You’ve spruced up the patio and cleaned the garden furniture in preparation for spring and summer entertaining – but what about lighting your outdoor space?
You may just opt for twinkling fairy lights, strategic lanterns, or solar lights to enhance the mood – but top garden designer Andrew Duff, managing director of The Inchbald School of Design in London, warns there are pitfalls you’ll want to avoid.
Looking for tips on garden lighting? Duff talks us through some key dos and don’ts…
What are the common mistakes people make?
“The main one is overlighting. If you overlight a garden, making it too bright, you lose the wonderful mystique of the space,” says Duff. “The market has become very sophisticated now and people are aware there is specialised garden lighting, and people are bringing in garden lighting experts to light the garden for them.
“But people still think the more the merrier – the more it is lit, the better it’s going to be. But it’s really about washing areas with light, so it’s really gentle.”
Are solar lights adequate?
Duff says solar lighting won’t be appropriate for seriously illuminating steps, or other areas which need to be clearly visible. “Solar lighting is really gentle, just a subtle glow. You can’t use it for security or for lighting steps. It’s just little pulses of light through planting, in the same way we might use fairy lights or lanterns.”
What lighting should you use for entertaining?
“We are seeing a massive return to the use of candles, storm lanterns on the table, soft romantic light we used to have before we overpowered our gardens. Make sure the area around the house is lit, but in a gentle wash, flooding the light out at ground level so it’s not on the people as such,” says Duff. “Get a qualified electrician – a good lighting supplier will give you the technical data you need – to ensure it’s all safe.
“In terms of tabletops, gone are the days of spotlights over the tables.
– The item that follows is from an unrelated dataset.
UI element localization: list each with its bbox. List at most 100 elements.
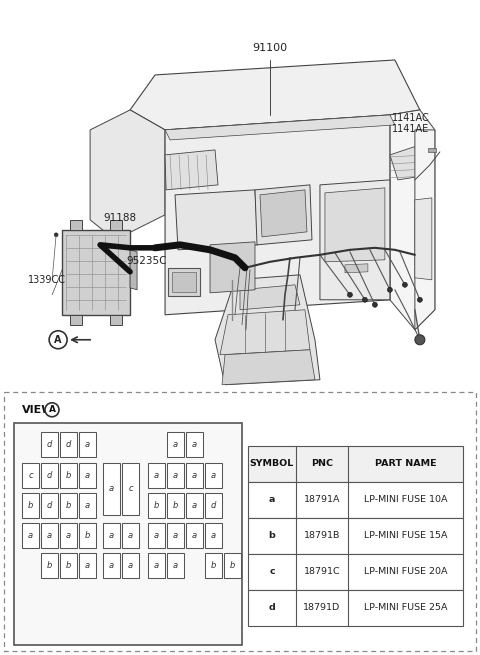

Now we are using candle lights as we would inside the house. Strips of warm, white LED lights work beautifully, because then it feels natural. If you introduce colours to a space, you are introducing a very different aesthetic. But you can change the lights at the flick of a switch, so you can have soft white light for an evening meal, but if your kids want to play or you want something more exciting, you can change the colour.”
How would you use coloured lights?
“There’s so much colour in a garden and if it’s lit correctly, you don’t need coloured lights. In a wonderful contemporary garden, a single colour can be almost sculptural in its effect, but be careful that you don’t over-complicate the colour choice,” says Duff.
Will it involve excavating brickwork or other hard landscaping to accommodate new lighting?
“Not necessarily. Many new lights on the market have cabling, which is really fine and subtle. There’s no more big chunky armoured cable because the power to them is so low,” says Duff. “You don’t always need to channel out huge things. You can hide it in planting and in gravel. When the terrace is a wash of gentle lights, think about what features you can highlight in the garden. It might be lighting sculptural pots or a tree in the back.”
How do you best position lights to do that?
“A lot of people feel that if you put the lighting under the tree ,that’s the best thing, but actually it’s better to put it in front so that the light washes through it and produces an amazing shadow on whatever is behind. The thing to do is experiment,” suggests Duff. “It doesn’t need to be permanent. Play around with your lighting until you get it right. Planting grows and it covers light, so it’s good to have lighting that you can reposition in the garden.”
How do you light a water feature?
“Pond lights, which go in the water, can uplight marginal plants. But consider what your pond is for,” says Duff. “If you want it to attract wildlife, then lighting is really going to put them off. I wouldn’t normally recommend lighting a pond at all.
“And of course if you light a pond in the water, you can see the bottom, which is never terribly attractive. But there is a range of solar lights which just float on the top, which can create a very pretty effect, almost like little stars.”
What about downlighting?
“If you want to highlight stem structure, wonderful bark and the planting below, then a downlighter can work well in a tree. The key is to make the downlighter as invisible as possible, so I always go for a black matt finish, with a small, low-voltage capable, which disappears into the tree.”